Tokenovate writes smart contracts at the native CDM level, making them agnostic to the underlying infrastructure. “It doesn’t matter whether I’m running down an OSTTRA pipe or an LSEG pipe, or whether I’m going down a Circle or Ripple pipe, or any blockchain,” says Baker. His critique of the current landscape is pointed: “We know that public blockchain technology is the future, but we’ve missed standards. The industry has generated an interoperability problem at the blockchain level and an interoperability problem at the tokenisation level.”

Williams shares the enthusiasm for CDM – “TradeAgent has implemented CDM as the data model,” he confirms – but diverges sharply on the question of distributed ledger technology. “For us, we believe very strongly in central ledger as opposed to distributed ledger,” he says. “Distributed ledger in the OTC world is not necessarily solving a problem. You’re not lacking central trust – in fact, you have central trust through FMI operators like LSEG.”

On tokenisation, Williams draws a clear line: collateral is a near-term opportunity, but OTC instruments themselves are not. “I’m not expecting OTCs to be tokenised any time soon. I’m not sure what benefit that necessarily brings. Tokenisation of collateral, though – we do expect to see that.”

Wotton places tokenisation within the broader context of market infrastructure evolution: “Tokenisation enables real-time, 24/7 movement of high-quality liquid assets and unlocks exceptional value when combined with the risk controls, legal certainty, and governance frameworks that underpin today’s markets.”

What unites all five contributors is the conviction that the post-trade layer is no longer peripheral to competitive positioning. “The market demands efficiency now. Becoming more efficient in post-trade is not a choice,” says Williams. “When you do it well, you can save a significant amount of capital and increase your returns.

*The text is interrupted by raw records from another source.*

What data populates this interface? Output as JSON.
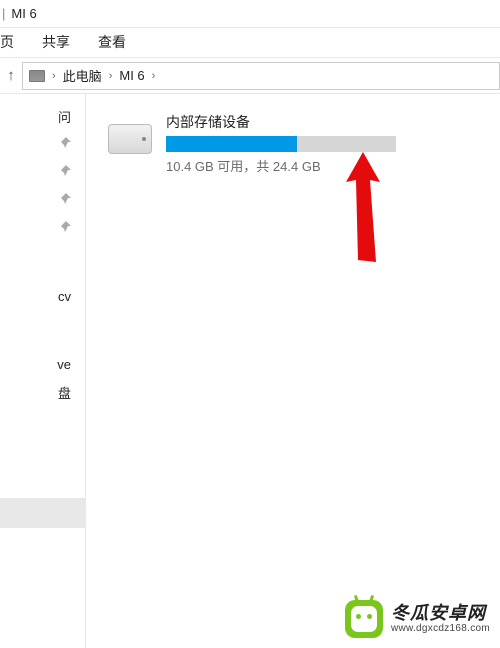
{
  "window": {
    "separator": "|",
    "title": "MI 6"
  },
  "menu": {
    "items": [
      "页",
      "共享",
      "查看"
    ]
  },
  "breadcrumb": {
    "up_glyph": "↑",
    "sep_glyph": "›",
    "segments": [
      "此电脑",
      "MI 6"
    ]
  },
  "sidebar": {
    "top_label": "问",
    "pin_glyph": "📌",
    "rows": [
      "",
      "",
      "",
      ""
    ],
    "labels": [
      "cv",
      "ve",
      "盘"
    ]
  },
  "drive": {
    "name": "内部存储设备",
    "free_gb": 10.4,
    "total_gb": 24.4,
    "status_text": "10.4 GB 可用，共 24.4 GB",
    "used_percent": 57
  },
  "watermark": {
    "name_cn": "冬瓜安卓网",
    "url": "www.dgxcdz168.com"
  }
}
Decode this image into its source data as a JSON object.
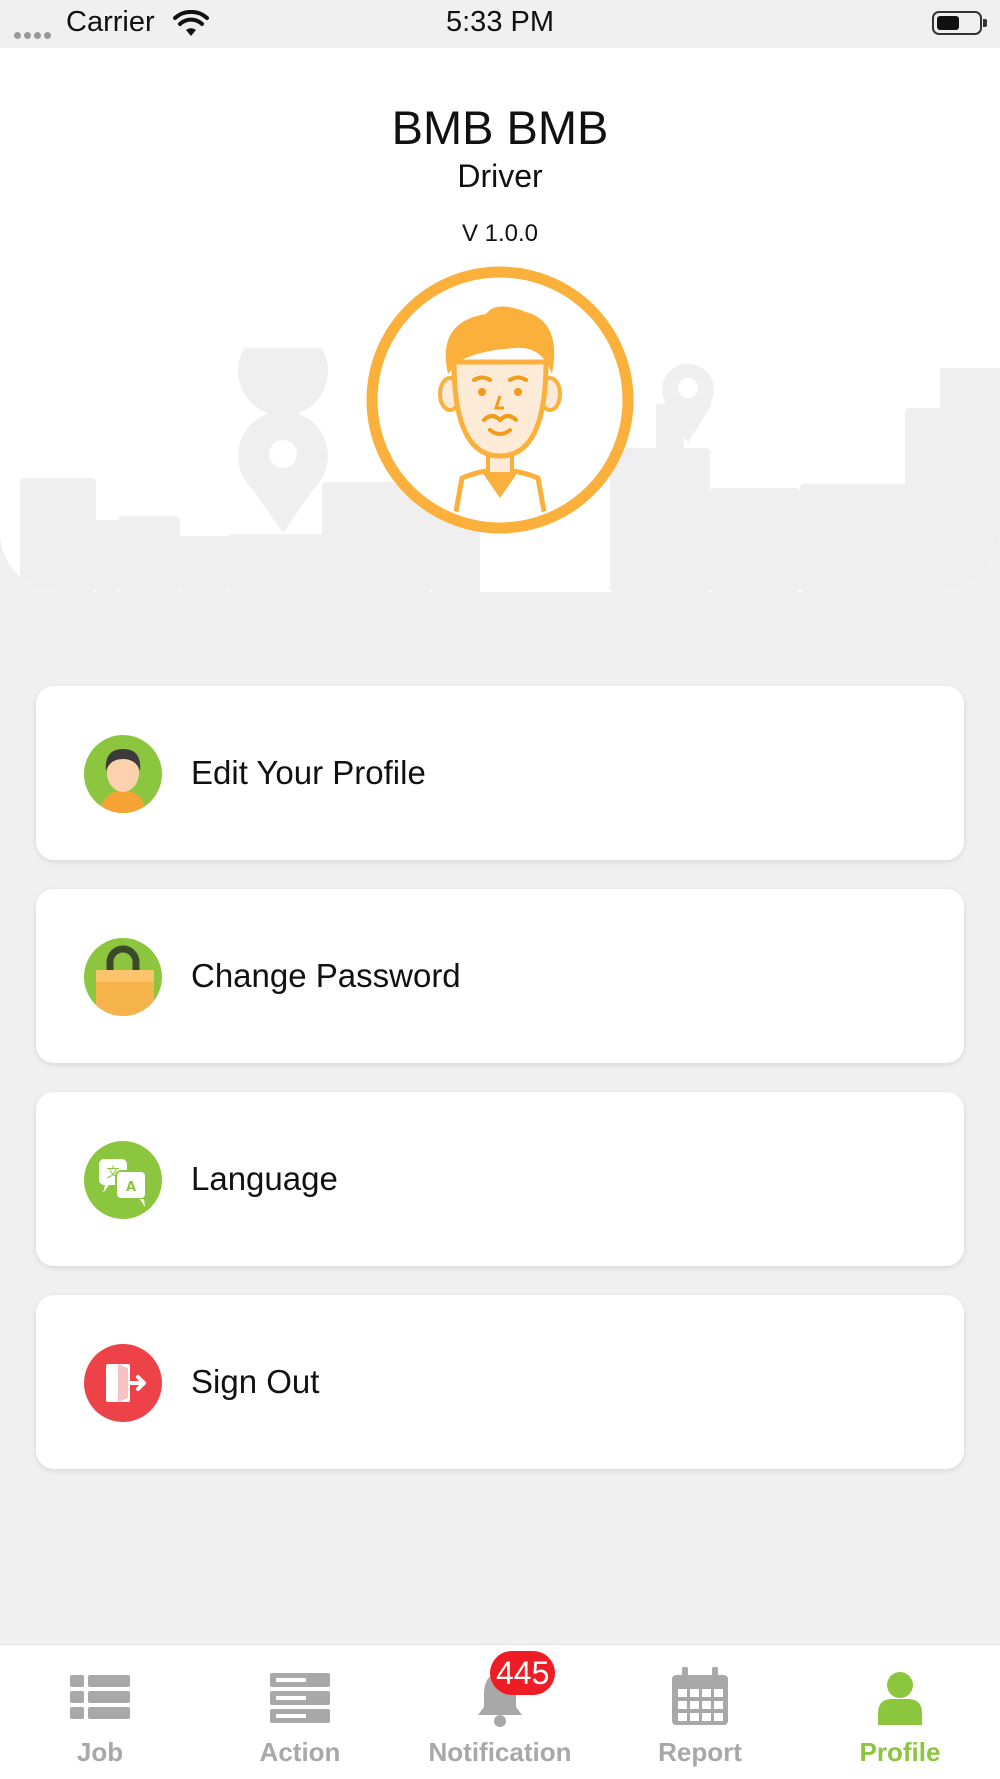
{
  "status_bar": {
    "carrier": "Carrier",
    "time": "5:33 PM"
  },
  "profile": {
    "name": "BMB BMB",
    "role": "Driver",
    "version": "V 1.0.0"
  },
  "menu": [
    {
      "label": "Edit Your Profile",
      "icon": "user-face-icon",
      "color": "#8cc63e"
    },
    {
      "label": "Change Password",
      "icon": "lock-icon",
      "color": "#8cc63e"
    },
    {
      "label": "Language",
      "icon": "translate-icon",
      "color": "#8cc63e"
    },
    {
      "label": "Sign Out",
      "icon": "sign-out-icon",
      "color": "#ee4249"
    }
  ],
  "tabs": [
    {
      "label": "Job",
      "icon": "list-icon",
      "active": false
    },
    {
      "label": "Action",
      "icon": "server-icon",
      "active": false
    },
    {
      "label": "Notification",
      "icon": "bell-icon",
      "active": false,
      "badge": "445"
    },
    {
      "label": "Report",
      "icon": "calendar-icon",
      "active": false
    },
    {
      "label": "Profile",
      "icon": "person-icon",
      "active": true
    }
  ],
  "colors": {
    "accent": "#8cc63e",
    "avatar_ring": "#fbb03b",
    "danger": "#ee4249",
    "badge": "#ee1c24"
  }
}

Those are the metrics that everybody cares about.”

Wotton sees the shift in strategic terms: “There is growing recognition across the industry that high-quality post-trade data and automation are critical enablers of accelerated settlement, as they support greater risk mitigation, improved efficiency and fewer exceptions. Automated post-trade processes are increasingly being viewed as a foundation for future market resilience and growth.”

The modernisation of post-trade technology is no longer a back-office upgrade project. It is becoming a strategic industry priority. The firms that recognise that earliest are likely to be the ones best positioned for whatever comes next.